Run it like "`./get_github_issues.sh 25`". Now you should have a bunch of `issues{n}.json` files.

In [46]:
import json
import pandas as pd

In [76]:
def concat_json(num_pages, filename):
    '''Concatenate the files that were output by the script you ran
    to get all the response pages.
    I'm sure there would have been a nicer way to do this all in pandas,
    but this was faster.'''
    all_issues = []
  
    for i in range(1, num_pages+1):
        page_file = "issues{0}.json".format(i)
        with open(page_file) as f:
            issues = json.load(f)
        # append will create a list of lists of issues in each page
        all_issues += (issues)
        all_issues_json = json.dumps(all_issues)
  
    with open(filename, 'w') as f:
      f.write(all_issues_json)

In [77]:
filename = 'piksi_firmware_issues.json'
concat_json(25, filename)

## Do stuff with the data
Not the cleanest script.
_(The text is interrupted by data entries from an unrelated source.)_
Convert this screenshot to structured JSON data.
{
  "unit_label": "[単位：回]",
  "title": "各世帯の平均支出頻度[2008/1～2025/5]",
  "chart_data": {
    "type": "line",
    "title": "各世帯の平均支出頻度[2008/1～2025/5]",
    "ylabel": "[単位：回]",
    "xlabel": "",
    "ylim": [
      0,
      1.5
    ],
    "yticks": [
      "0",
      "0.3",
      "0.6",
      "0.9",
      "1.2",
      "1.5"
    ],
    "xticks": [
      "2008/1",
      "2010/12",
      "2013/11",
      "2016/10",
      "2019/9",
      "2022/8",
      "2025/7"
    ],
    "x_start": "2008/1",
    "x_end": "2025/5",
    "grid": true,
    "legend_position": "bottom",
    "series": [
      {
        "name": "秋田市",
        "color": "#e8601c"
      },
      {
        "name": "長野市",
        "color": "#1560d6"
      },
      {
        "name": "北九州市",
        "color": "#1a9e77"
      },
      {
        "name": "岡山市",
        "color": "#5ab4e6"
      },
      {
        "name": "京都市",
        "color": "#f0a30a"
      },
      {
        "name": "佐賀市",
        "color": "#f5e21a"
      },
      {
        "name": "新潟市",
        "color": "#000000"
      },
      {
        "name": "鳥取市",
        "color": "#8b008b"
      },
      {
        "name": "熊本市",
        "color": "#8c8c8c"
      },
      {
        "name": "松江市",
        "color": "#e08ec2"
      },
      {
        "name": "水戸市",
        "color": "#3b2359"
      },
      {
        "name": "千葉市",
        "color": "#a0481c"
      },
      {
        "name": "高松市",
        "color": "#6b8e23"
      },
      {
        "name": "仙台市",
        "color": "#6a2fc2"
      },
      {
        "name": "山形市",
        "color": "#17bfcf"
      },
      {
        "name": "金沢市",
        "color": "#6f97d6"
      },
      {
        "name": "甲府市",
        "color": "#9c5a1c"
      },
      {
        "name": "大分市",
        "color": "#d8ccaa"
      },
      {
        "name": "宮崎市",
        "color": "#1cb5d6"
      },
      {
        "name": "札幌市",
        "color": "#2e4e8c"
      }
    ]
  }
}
As in, probably could have done the main thing in a single pandas command, but this is mostly for reference. You can go ahead and do whatever.

In [78]:
with open(filename) as f:
    all_issues = json.load(f)

In [79]:
len(all_issues)

729

In [80]:
closed_issues = [issue for issue in all_issues if issue['state'] == 'closed']

In [81]:
len(closed_issues)

621

In [82]:
closed_issues[0]

{u'assignee': None,
 u'assignees': [],
 u'body': u'Attempts to fix the large drift between pseudorange and carrier-phase @denniszollo observed.\n\n@denniszollo Can you test this?\n',
 u'closed_at': u'2016-07-07T17:23:19Z',
 u'comments': 9,
 u'comments_url': u'https://api.github.com/repos/swift-nav/piksi_firmware/issues/729/comments',
 u'created_at': u'2016-06-27T13:00:25Z',
 u'events_url': u'https://api.github.com/repos/swift-nav/piksi_firmware/issues/729/events',
 u'html_url': u'https://github.com/swift-nav/piksi_firmware/pull/729',
 u'id': 162446270,
 u'labels': [],
 u'labels_url': u'https://api.github.com/repos/swift-nav/piksi_firmware/issues/729/labels{/name}',
 u'locked': False,
 u'milestone': None,
 u'number': 729,
 u'pull_request': {u'diff_url': u'https://github.com/swift-nav/piksi_firmware/pull/729.diff',
  u'html_url': u'https://github.com/swift-nav/piksi_firmware/pull/729',
  u'patch_url': u'https://github.com/swift-nav/piksi_firmware/pull/729.patch',
  u'url': u'https://api.

In [83]:
issues = pd.DataFrame(closed_issues)

In [84]:
issues_info_subset = issues[['title', 'number', 'html_url', 'closed_at', 'state']]

In [87]:
issues_info_subset.head()

Unnamed: 0,title,number,html_url,closed_at,state
0,WIP: Adjust carrier phase for receiver clock e...,729,https://github.com/swift-nav/piksi_firmware/pu...,2016-07-07T17:23:19Z,closed
1,WIP: Fix L2C alias lock detector,728,https://github.com/swift-nav/piksi_firmware/pu...,2016-06-23T15:11:27Z,closed
2,v3: Support NAP v3.4.0,727,https://github.com/swift-nav/piksi_firmware/pu...,2016-06-22T04:33:00Z,closed
3,add echo of hw target to all make targets,726,https://github.com/swift-nav/piksi_firmware/pu...,2016-08-14T02:21:46Z,closed
4,I136 isc use,725,https://github.com/swift-nav/piksi_firmware/pu...,2016-06-29T08:28:34Z,closed


In [88]:
issues_info_subset.to_csv('piksi_firmware_issues.csv', encoding='utf-8')

🎉 Go have fun manually categorizing your bugs.